High-Tech Desert Hellscape

Mohammed bin Salman of Saudi Arabia has a dream: a futuristic desert city stretching to the clouds. But down in the sand, it’s a cyberpunk dystopia.

A rendering for the Line in Neom, Saudi Arabia.


By now you may have heard about Neom, a planned city on the Gulf of Aqaba in the northwestern corner of Saudi Arabia, the brainchild of Mohammed bin Salman, Saudi Arabia’s crown prince and de facto ruler. The name is a portmanteau of neo (Greek for “new”) and mustaqbal (Arabic for “future”). Its blueprints include the Line, a hundred-mile-long linear city of two parallel lines of buildings mirroring each other; an industrial and logistics zone named Oxagon that will be reclaimed from the Red Sea; and an artificially created ski resort called Trojena. Neom is being financed by the Saudi sovereign wealth fund, or PIF. Bin Salman has, with the aid of a partial public offering of the state-owned oil company, Aramco, reengineered the previously sleepy PIF into a $700 billion machine for the transformation of the country from an oil producer into a tech haven.

Neom’s planners have paid for two kinds of promotional videos on social media. The first are clips in which attractive white people waft around to a soundtrack of soaring electronic music in CGI-produced futuristic landscapes. Impossibly slick skyscrapers rise out of mountainous crags, impossibly green gardens grow from the desert, and an impossibly linear city the height of the Empire State Building runs along the majestic dry riverbeds.

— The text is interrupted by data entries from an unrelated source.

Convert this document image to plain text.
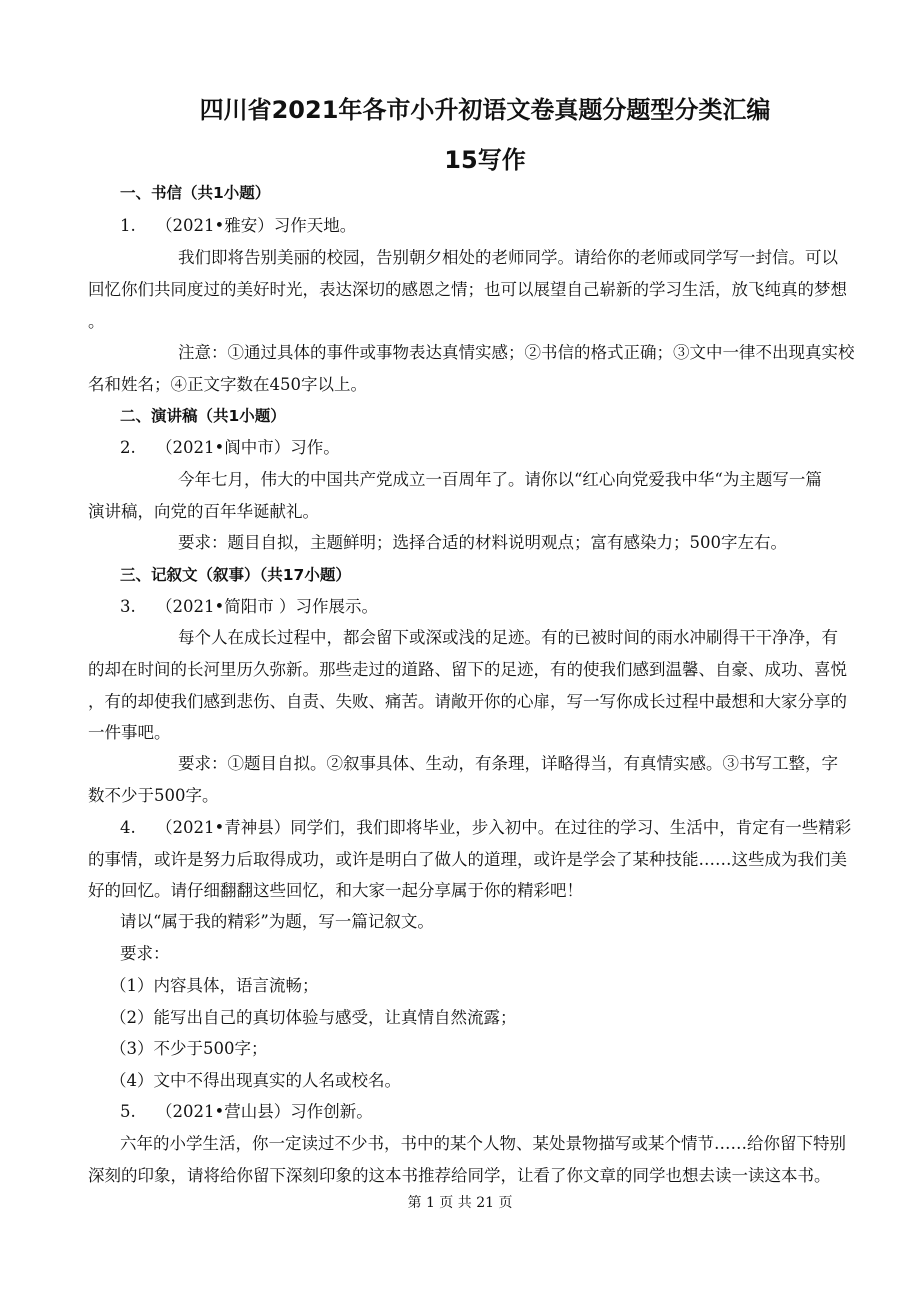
四川省2021年各市小升初语文卷真题分题型分类汇编
15写作
一、书信（共1小题）
1. （2021•雅安）习作天地。
我们即将告别美丽的校园，告别朝夕相处的老师同学。请给你的老师或同学写一封信。可以
回忆你们共同度过的美好时光，表达深切的感恩之情；也可以展望自己崭新的学习生活，放飞纯真的梦想
。
注意：①通过具体的事件或事物表达真情实感；②书信的格式正确；③文中一律不出现真实校
名和姓名；④正文字数在450字以上。
二、演讲稿（共1小题）
2. （2021•阆中市）习作。
今年七月，伟大的中国共产党成立一百周年了。请你以“红心向党爱我中华“为主题写一篇
演讲稿，向党的百年华诞献礼。
要求：题目自拟，主题鲜明；选择合适的材料说明观点；富有感染力；500字左右。
三、记叙文（叙事）（共17小题）
3. （2021•简阳市 ）习作展示。
每个人在成长过程中，都会留下或深或浅的足迹。有的已被时间的雨水冲刷得干干净净，有
的却在时间的长河里历久弥新。那些走过的道路、留下的足迹，有的使我们感到温馨、自豪、成功、喜悦
，有的却使我们感到悲伤、自责、失败、痛苦。请敞开你的心扉，写一写你成长过程中最想和大家分享的
一件事吧。
要求：①题目自拟。②叙事具体、生动，有条理，详略得当，有真情实感。③书写工整，字
数不少于500字。
4. （2021•青神县）同学们，我们即将毕业，步入初中。在过往的学习、生活中，肯定有一些精彩
的事情，或许是努力后取得成功，或许是明白了做人的道理，或许是学会了某种技能……这些成为我们美
好的回忆。请仔细翻翻这些回忆，和大家一起分享属于你的精彩吧！
请以“属于我的精彩”为题，写一篇记叙文。
要求：
（1）内容具体，语言流畅；
（2）能写出自己的真切体验与感受，让真情自然流露；
（3）不少于500字；
（4）文中不得出现真实的人名或校名。
5. （2021•营山县）习作创新。
六年的小学生活，你一定读过不少书，书中的某个人物、某处景物描写或某个情节……给你留下特别
深刻的印象，请将给你留下深刻印象的这本书推荐给同学，让看了你文章的同学也想去读一读这本书。
第 1 页 共 21 页
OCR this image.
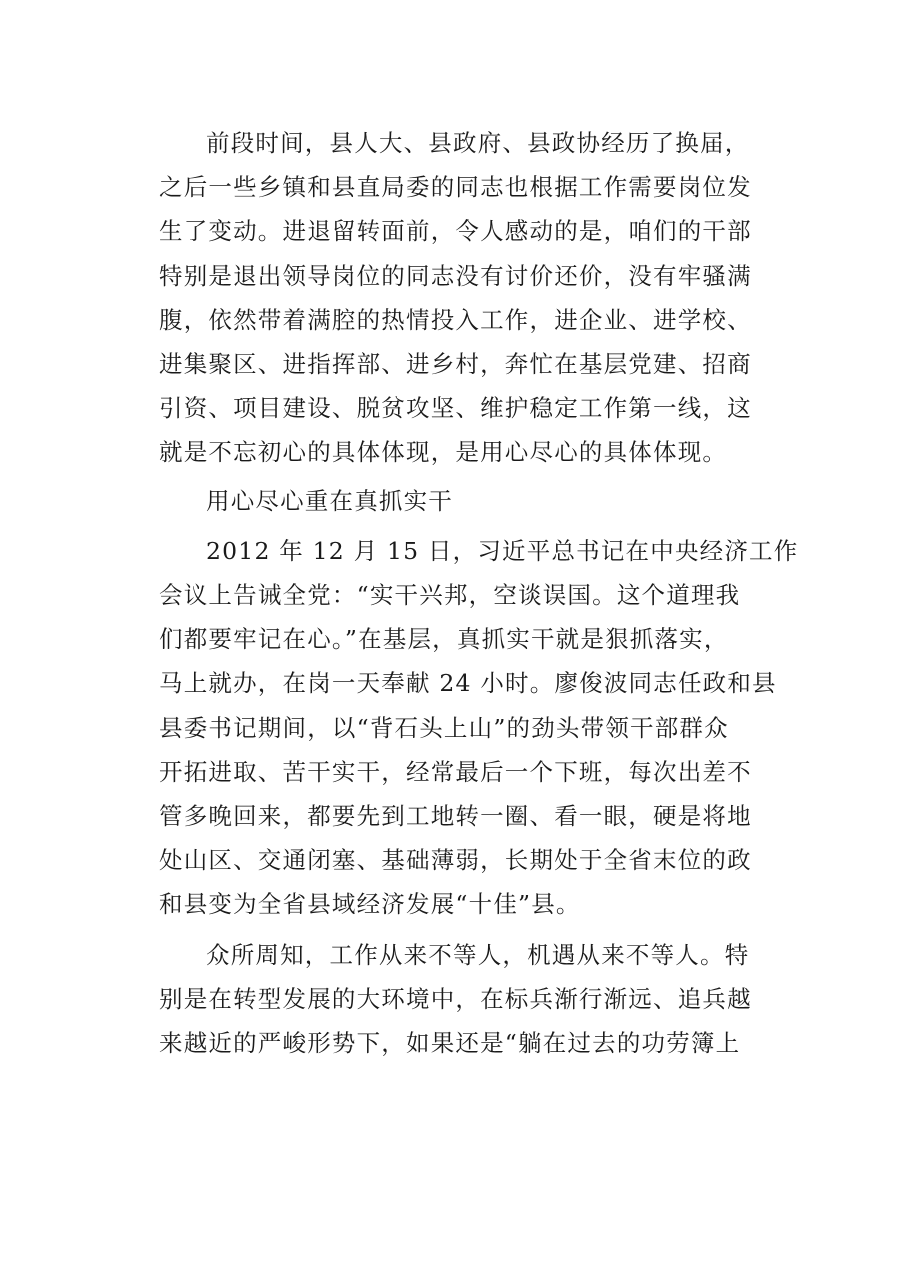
前段时间，县人大、县政府、县政协经历了换届，
之后一些乡镇和县直局委的同志也根据工作需要岗位发
生了变动。进退留转面前，令人感动的是，咱们的干部
特别是退出领导岗位的同志没有讨价还价，没有牢骚满
腹，依然带着满腔的热情投入工作，进企业、进学校、
进集聚区、进指挥部、进乡村，奔忙在基层党建、招商
引资、项目建设、脱贫攻坚、维护稳定工作第一线，这
就是不忘初心的具体体现，是用心尽心的具体体现。
用心尽心重在真抓实干
2012 年 12 月 15 日，习近平总书记在中央经济工作
会议上告诫全党：“实干兴邦，空谈误国。这个道理我
们都要牢记在心。”在基层，真抓实干就是狠抓落实，
马上就办，在岗一天奉献 24 小时。廖俊波同志任政和县
县委书记期间，以“背石头上山”的劲头带领干部群众
开拓进取、苦干实干，经常最后一个下班，每次出差不
管多晚回来，都要先到工地转一圈、看一眼，硬是将地
处山区、交通闭塞、基础薄弱，长期处于全省末位的政
和县变为全省县域经济发展“十佳”县。
众所周知，工作从来不等人，机遇从来不等人。特
别是在转型发展的大环境中，在标兵渐行渐远、追兵越
来越近的严峻形势下，如果还是“躺在过去的功劳簿上
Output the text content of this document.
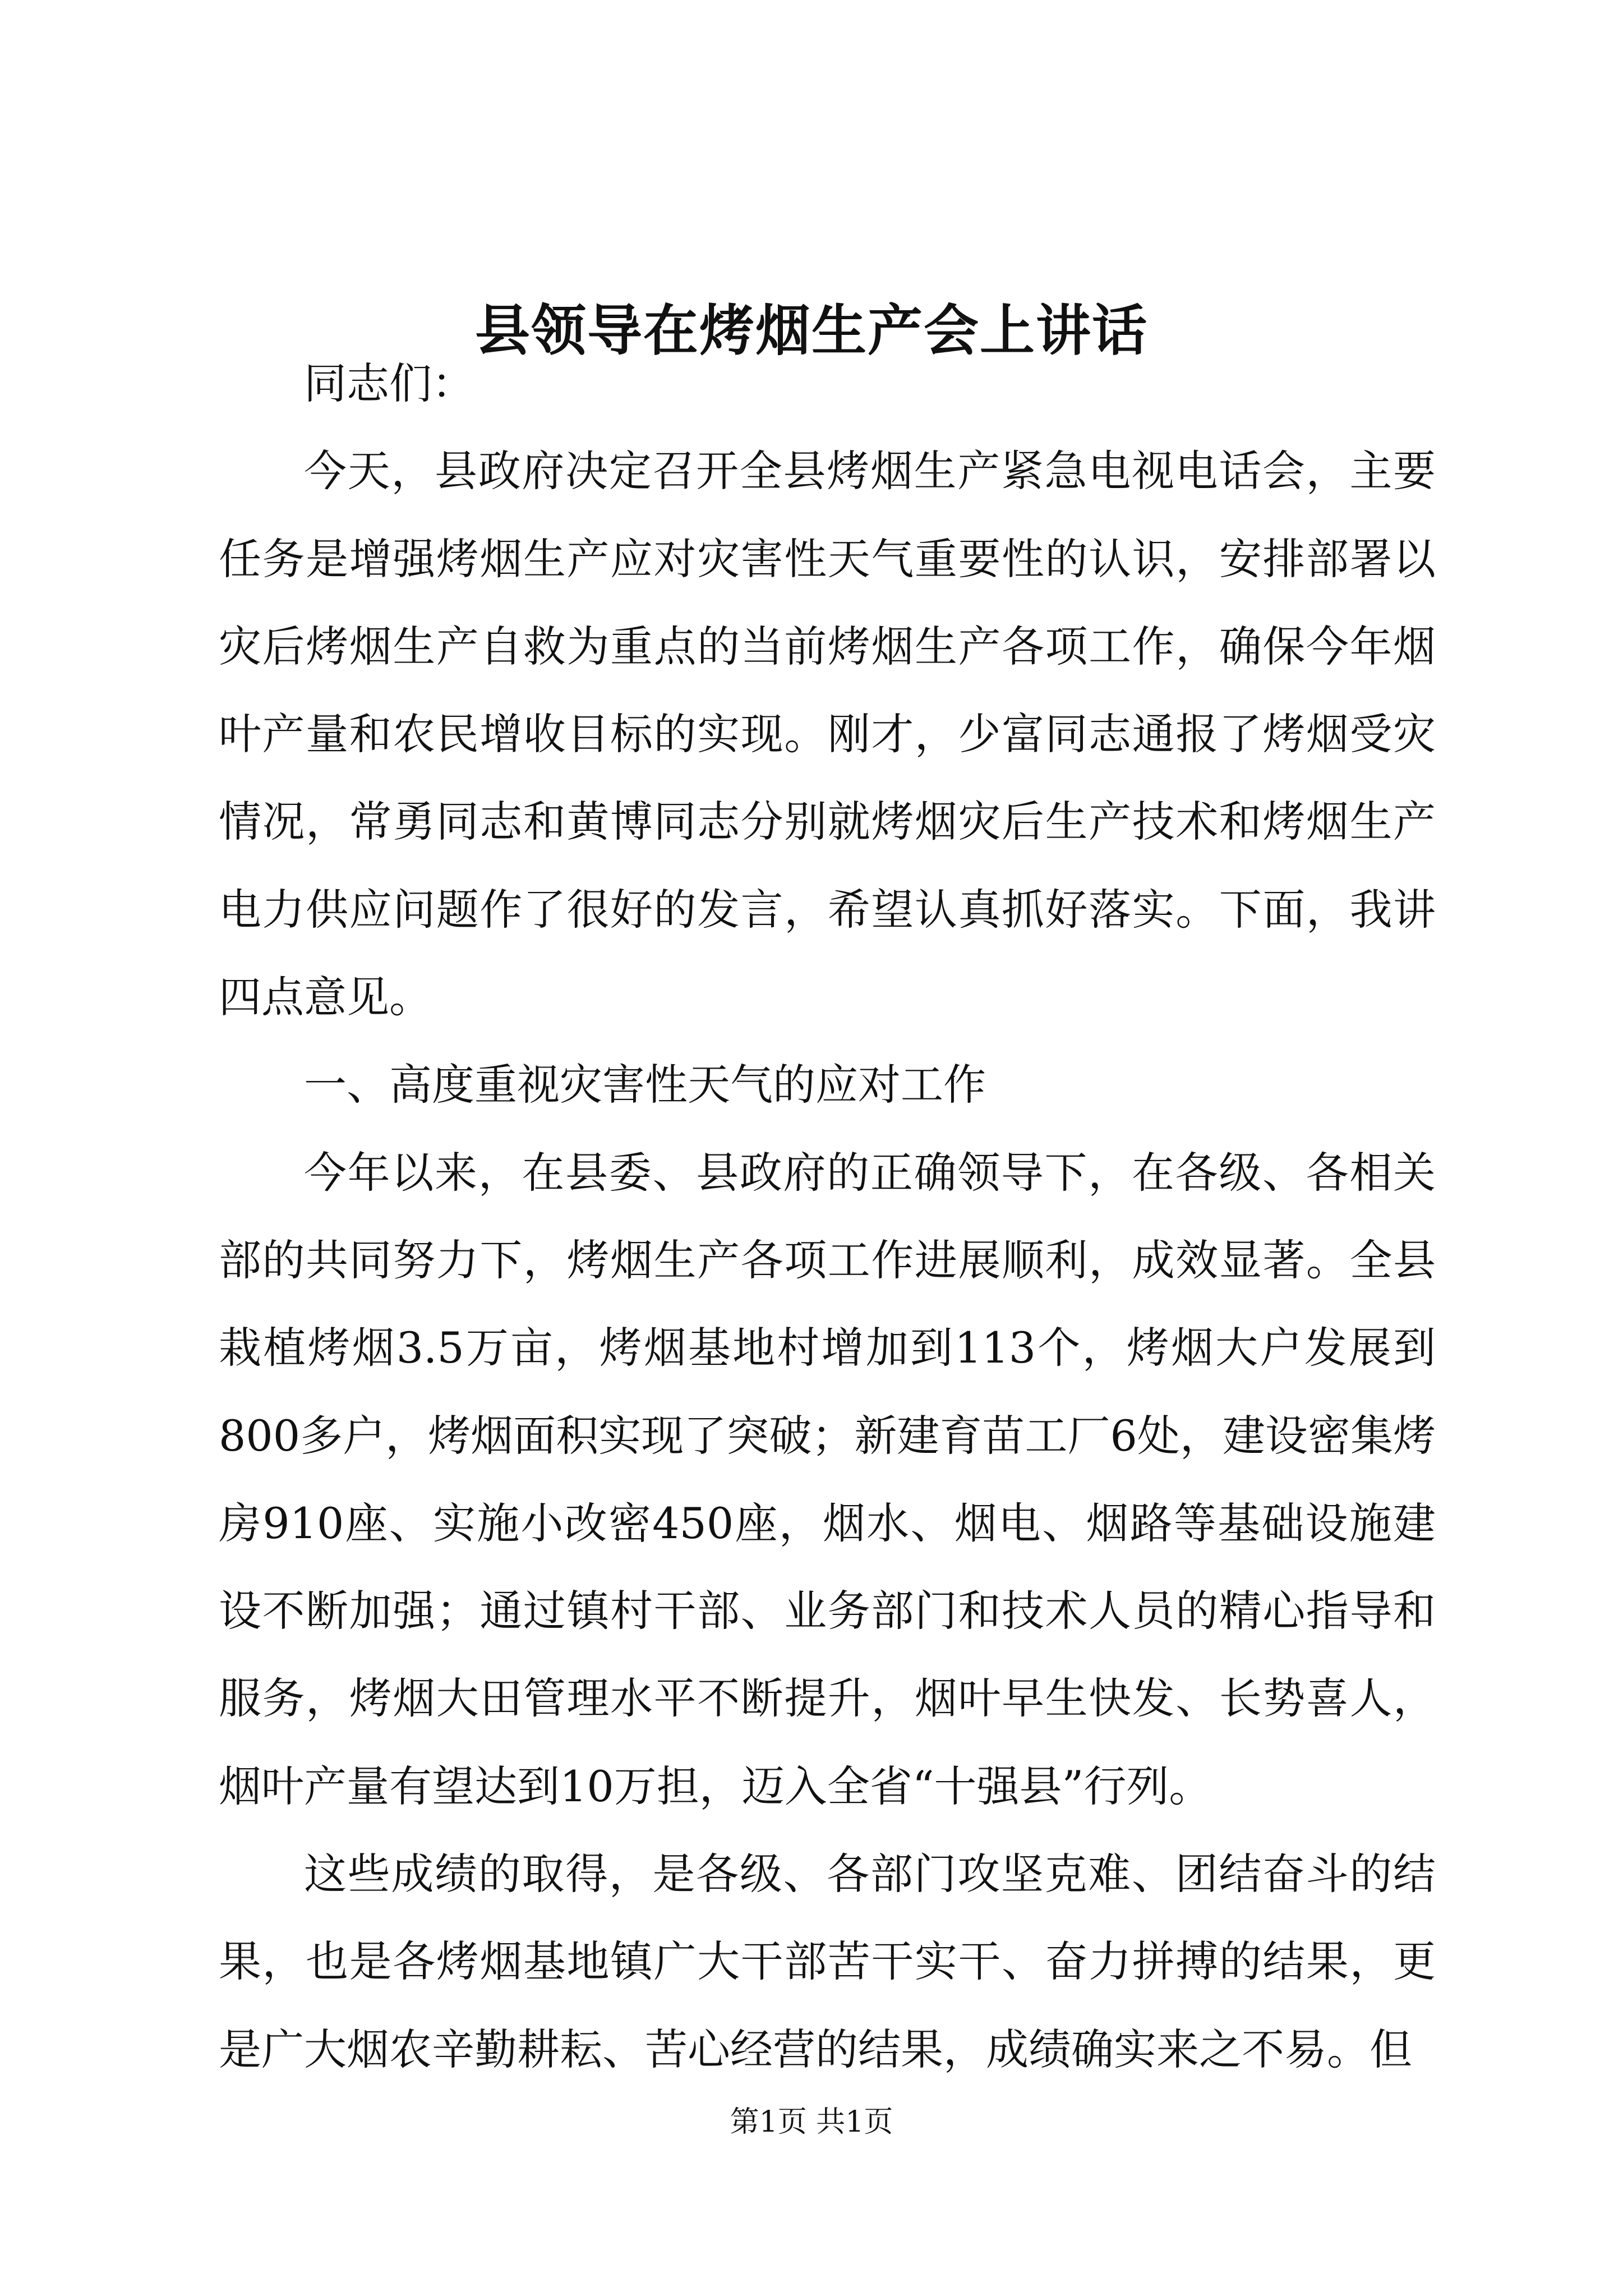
县领导在烤烟生产会上讲话

同志们：

今天，县政府决定召开全县烤烟生产紧急电视电话会，主要任务是增强烤烟生产应对灾害性天气重要性的认识，安排部署以灾后烤烟生产自救为重点的当前烤烟生产各项工作，确保今年烟叶产量和农民增收目标的实现。刚才，少富同志通报了烤烟受灾情况，常勇同志和黄博同志分别就烤烟灾后生产技术和烤烟生产电力供应问题作了很好的发言，希望认真抓好落实。下面，我讲四点意见。

一、高度重视灾害性天气的应对工作

今年以来，在县委、县政府的正确领导下，在各级、各相关部的共同努力下，烤烟生产各项工作进展顺利，成效显著。全县栽植烤烟3.5万亩，烤烟基地村增加到113个，烤烟大户发展到800多户，烤烟面积实现了突破；新建育苗工厂6处，建设密集烤房910座、实施小改密450座，烟水、烟电、烟路等基础设施建设不断加强；通过镇村干部、业务部门和技术人员的精心指导和服务，烤烟大田管理水平不断提升，烟叶早生快发、长势喜人，烟叶产量有望达到10万担，迈入全省“十强县”行列。

这些成绩的取得，是各级、各部门攻坚克难、团结奋斗的结果，也是各烤烟基地镇广大干部苦干实干、奋力拼搏的结果，更是广大烟农辛勤耕耘、苦心经营的结果，成绩确实来之不易。但

第1页 共1页
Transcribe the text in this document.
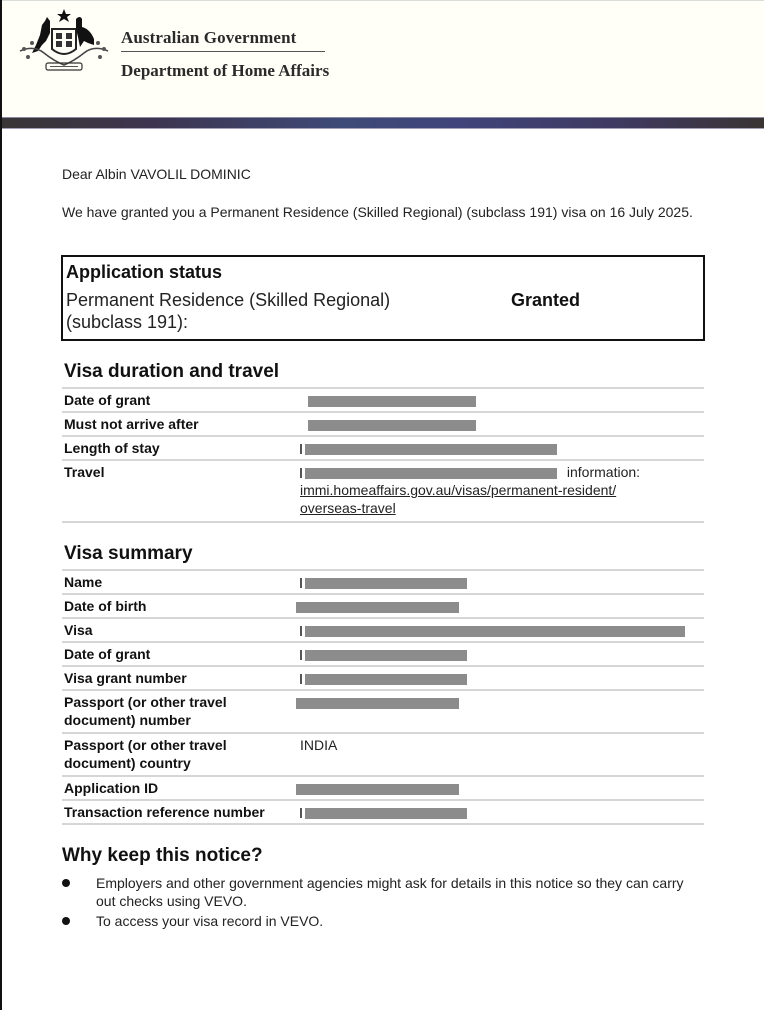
Australian Government
Department of Home Affairs
Dear Albin VAVOLIL DOMINIC
We have granted you a Permanent Residence (Skilled Regional) (subclass 191) visa on 16 July 2025.
Application status
Permanent Residence (Skilled Regional) (subclass 191):
Granted
Visa duration and travel
Date of grant
Must not arrive after
Length of stay
Travel	information:
immi.homeaffairs.gov.au/visas/permanent-resident/
overseas-travel
Visa summary
Name
Date of birth
Visa
Date of grant
Visa grant number
Passport (or other travel document) number
Passport (or other travel document) country
INDIA
Application ID
Transaction reference number
Why keep this notice?
Employers and other government agencies might ask for details in this notice so they can carry out checks using VEVO.
To access your visa record in VEVO.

This professional social media campaign has, of course, been created for investors. In an interview with Bloomberg in 2017, the day after bin Salman had announced the inauguration of the city, he speculated that by 2030, investments in Neom would add $100 billion to the country’s GDP. The city is meant to attract Silicon Valley tech moguls and venture capitalists, and the slick promo videos embody their fantasies: fully automated “smart” spaces with media hubs and wellness and biotech centers — all emptied of trouble-some workers.